In the 50-minute show, Rather covers three important elements of the actual and proposed offsets market: the voluntary market in the US (where individuals and companies buy offsets because it makes them look good or feel better); the international regulated market (where governments and companies buy credits to comply with their Kyoto Protocol commitments, and, in future, probably US climate law); and forestry and farmland credits which are currently mainly voluntary but are likely to become regulated under proposed US and UN schemes.
While giving lots of space to the arguments of offset supporters, the conclusions are pretty clear that actually existing offsetting is largely a crock. In the "voluntary" section of the episode, our man Dan visits a landfill in New Jersey that profits from trapping the climate-wrecking gas methane from rotting garbage and using it to generate electricity. After the landfill had installed their methane trapping equipment, the dump's manager explains, they then got an offer from the Chicago Climate Exchange -- the CCX -- to give them money. Not surprisingly, the manager said "yes, please" and the dump now gets thousands of dollars every month for doing exactly nothing.
Meanwhile the CCX profits from selling the imaginary "emissions reductions" from the landfill to "offset retailers" who then sell them on to companies or individuals who are fooled into believing that their offset purchases help reduce climate pollution.
The multi-billion dollar international offsets market is dominated by the Kyoto Protocol's Clean Development Mechanism. While this market is regulated -- by a UN-appointed board that tries to verify which projects actually reduce emissions, and by how much -- Rather suggests that much of its funding is also going to bogus offsets that involve paying developers to do what they were going to do anyway. UC San Diego political scientist David Victor, who has closely studied the CDM, tells Rather:
"Its hard to know exactly what fraction of these credits is bogus. My best guess is that something like half of these credits absolutely do not represent reductions in emissions beyond what have occurred otherwise. Depending on how you do the numbers, that fraction could be as high as two-thirds or maybe even higher than that."
To which Dan responds:
"That's a lot of bogus."
Research by my own organization, International Rivers, on bogus emission reductions from Chinese hydro dams, is also featured in the show. I'm interviewed about the Xiaogushan Dam, which has been approved to sell CDM offsets. These offsets are being bought by German utility RWE, one of Europe's worst climate polluters, to enable it to continue burning dirty coal.

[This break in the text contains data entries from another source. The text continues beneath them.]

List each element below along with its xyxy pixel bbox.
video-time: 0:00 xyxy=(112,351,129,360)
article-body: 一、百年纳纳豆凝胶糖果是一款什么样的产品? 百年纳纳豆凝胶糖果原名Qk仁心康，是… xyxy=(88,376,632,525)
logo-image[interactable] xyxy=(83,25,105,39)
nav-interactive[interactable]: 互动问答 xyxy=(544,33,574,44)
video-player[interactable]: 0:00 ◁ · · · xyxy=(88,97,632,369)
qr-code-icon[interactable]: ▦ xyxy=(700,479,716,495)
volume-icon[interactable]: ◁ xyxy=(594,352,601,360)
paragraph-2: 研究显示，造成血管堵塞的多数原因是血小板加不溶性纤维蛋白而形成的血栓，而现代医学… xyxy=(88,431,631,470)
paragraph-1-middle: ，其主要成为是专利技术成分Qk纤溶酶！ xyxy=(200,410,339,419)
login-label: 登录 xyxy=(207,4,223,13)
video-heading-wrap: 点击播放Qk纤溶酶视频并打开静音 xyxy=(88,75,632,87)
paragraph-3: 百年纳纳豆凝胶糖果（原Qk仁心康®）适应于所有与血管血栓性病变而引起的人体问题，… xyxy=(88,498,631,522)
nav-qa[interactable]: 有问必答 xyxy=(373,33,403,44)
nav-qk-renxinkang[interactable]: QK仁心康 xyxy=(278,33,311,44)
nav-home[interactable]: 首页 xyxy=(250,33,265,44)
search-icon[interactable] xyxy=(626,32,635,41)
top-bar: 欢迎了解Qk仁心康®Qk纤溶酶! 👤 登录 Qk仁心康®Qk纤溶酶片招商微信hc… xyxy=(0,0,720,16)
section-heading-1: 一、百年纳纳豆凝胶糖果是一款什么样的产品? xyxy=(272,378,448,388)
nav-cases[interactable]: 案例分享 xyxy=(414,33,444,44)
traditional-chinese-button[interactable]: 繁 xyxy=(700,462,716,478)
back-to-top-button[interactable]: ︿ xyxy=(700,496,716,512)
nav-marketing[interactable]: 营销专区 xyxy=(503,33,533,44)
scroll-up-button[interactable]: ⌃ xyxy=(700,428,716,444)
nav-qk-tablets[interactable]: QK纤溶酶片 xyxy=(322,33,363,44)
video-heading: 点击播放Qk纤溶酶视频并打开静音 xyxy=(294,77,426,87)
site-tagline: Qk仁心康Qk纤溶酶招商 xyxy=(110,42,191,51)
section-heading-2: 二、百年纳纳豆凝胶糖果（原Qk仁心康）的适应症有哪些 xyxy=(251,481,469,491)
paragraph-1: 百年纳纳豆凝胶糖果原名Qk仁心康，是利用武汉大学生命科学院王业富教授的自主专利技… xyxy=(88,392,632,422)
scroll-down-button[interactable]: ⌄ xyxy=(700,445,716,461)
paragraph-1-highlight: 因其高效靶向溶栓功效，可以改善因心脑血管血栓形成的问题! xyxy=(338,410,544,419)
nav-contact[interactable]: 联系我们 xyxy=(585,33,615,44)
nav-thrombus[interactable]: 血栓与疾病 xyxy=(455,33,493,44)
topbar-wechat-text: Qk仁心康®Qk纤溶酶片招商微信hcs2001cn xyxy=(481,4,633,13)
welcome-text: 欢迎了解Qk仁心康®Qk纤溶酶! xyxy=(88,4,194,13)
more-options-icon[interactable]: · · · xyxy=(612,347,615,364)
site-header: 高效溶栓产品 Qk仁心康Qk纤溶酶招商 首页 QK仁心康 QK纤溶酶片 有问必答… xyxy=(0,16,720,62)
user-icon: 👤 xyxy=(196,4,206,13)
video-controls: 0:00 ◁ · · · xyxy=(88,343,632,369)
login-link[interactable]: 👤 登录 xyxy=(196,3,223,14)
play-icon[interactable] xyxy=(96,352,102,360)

The World Bank helped the Xiaogushan project developers get offset income by persuading the CDM that the dam would only be built if the developers could get this income, and that if they couldn't sell offsets, more coal would be burned in China. Yet at the time the World Bank applied to the CDM, the dam was already well under construction and slated to be completed regardless of whether or not they could sell offsets. So no emissions decrease in China, and an increase in Germany (equal to the emissions from 50,000 cars). Not a smart recipe for dealing with the climate crisis.
The episode also explains the huge scientific uncertainties that bedevil efforts to quantify exactly how much carbon is locked up in a forest or farm and the resulting climate benefit. These uncertainties are usually pushed under the rug by offset promoters. The shaky science of swapping trees for pollution, and a number of other intertwined political and technical issues that are not covered by Dan Rather, render any land-based offsetting extremely risky in terms of its climate impacts - and its consequences for traditional communities that depend on access to forests for their livelihoods.